Giving multiple votes to individuals via the wallet damn near destroyed British democracy and was a major reason why the US Constitution tried to eradicate it from the start. 1 vote to 1 person saved it. But the Tory Party defended rotten boroughs, saying that they provided stability and would allow talent to rise to the top very easily. They cited Pitt the Elder, whilst you cite Jim Sterling. But all democracies on earth followed Britain and the US in the removal of rotten boroughs because they saw what it did for the quality of MPs and of the society in general (though I think the Dutch might have done it when they became a republic, but nobody else cared). Anyway, the point is – your system has been tried, not by a website, but by a government. And it failed dismally and too slowly to stop until it was too late. A very simple lesson was learned: being fair creates a fairer and better community.
It is something you do not understand in relation to the blogs, but it is at the core of how the C-blogs have operated for several years.
Ok, history lesson over, sorry if it made no sense but hopefully I summarised it at the end well enough.

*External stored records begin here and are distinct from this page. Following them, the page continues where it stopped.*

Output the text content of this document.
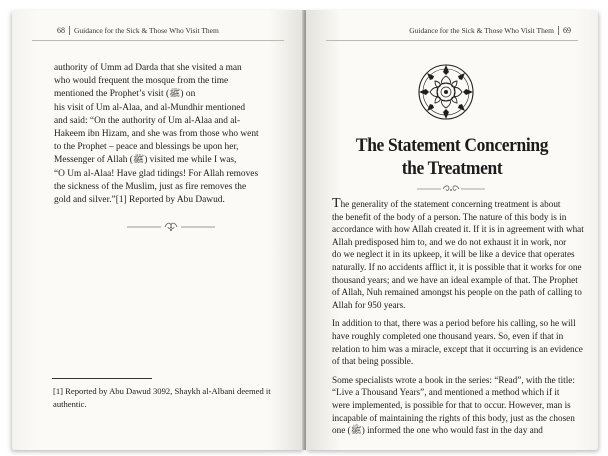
68 Guidance for the Sick & Those Who Visit Them
authority of Umm ad Darda that she visited a man
who would frequent the mosque from the time
mentioned the Prophet’s visit (ﷺ) on
his visit of Um al-Alaa, and al-Mundhir mentioned
and said: “On the authority of Um al-Alaa and al-
Hakeem ibn Hizam, and she was from those who went
to the Prophet – peace and blessings be upon her,
Messenger of Allah (ﷺ) visited me while I was,
“O Um al-Alaa! Have glad tidings! For Allah removes
the sickness of the Muslim, just as fire removes the
gold and silver.”[1] Reported by Abu Dawud.
[1] Reported by Abu Dawud 3092, Shaykh al-Albani deemed it
authentic.
Guidance for the Sick & Those Who Visit Them 69
The Statement Concerning
the Treatment
The generality of the statement concerning treatment is about
the benefit of the body of a person. The nature of this body is in
accordance with how Allah created it. If it is in agreement with what
Allah predisposed him to, and we do not exhaust it in work, nor
do we neglect it in its upkeep, it will be like a device that operates
naturally. If no accidents afflict it, it is possible that it works for one
thousand years; and we have an ideal example of that. The Prophet
of Allah, Nuh remained amongst his people on the path of calling to
Allah for 950 years.
In addition to that, there was a period before his calling, so he will
have roughly completed one thousand years. So, even if that in
relation to him was a miracle, except that it occurring is an evidence
of that being possible.
Some specialists wrote a book in the series: “Read”, with the title:
“Live a Thousand Years”, and mentioned a method which if it
were implemented, is possible for that to occur. However, man is
incapable of maintaining the rights of this body, just as the chosen
one (ﷺ) informed the one who would fast in the day and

Basically, leaderboards and skewed voting causes more problems than those it fixes (not that you've actually explained what those problems are) - and the way to solve it is to revert to the system of a week ago.
I was going to write about what I want from the blogs and why I joined them, Manchild has done a good (if gross) job of it, so go read: http://www.destructoid.com/blogs/Manchild/blogger-blue-balls-302036.phtml
But here are my two cents.
I want to write about games. And about gaming. And about the gaming industry. I don’t want a competition. I don’t want to be a number. I don’t want to be judged by my follower count. I want to write, and for what I write to be good. When Chris comments on one of my blogs that means far more to me than being 7th on a leaderboard. Or even a sexy badge. I would gladly go from hero to zero on a list for more of the real, genuine appreciation of people I admire. And I bet you that almost everyone who writes in the blogs feels the same way. You cannot keep ignoring this, to do so is idiotic and disrespectful but most of all – it is just plain wrong. Respect our wishes so long as they do not hurt the site. That is all we ask.
So here are my wishes, there are other, smaller things, but these are the most important and the ones I would do almost anything to see happen:
And this is perhaps the most profound thing you need to understand. Because honestly I feel like these changes are a symptom of a much bigger problem.
You own us. And you think that gives you the right to do anything. But communities are not owned by 1 man. They are owned by the community at large; some people have bigger voices than others. Some people just sit there quietly on the sidelines. Others get annoyed and tell it how it is. But we are all a part of the community, you are but one member – you think you are more important than all of us combined. You must remember: communities grow from the bottom, not from the top, and all who are worth their salt should be treated as equals.
That goes for friendships, for corporations, for entire nations. And for the nifty little part of the web called Destructoid.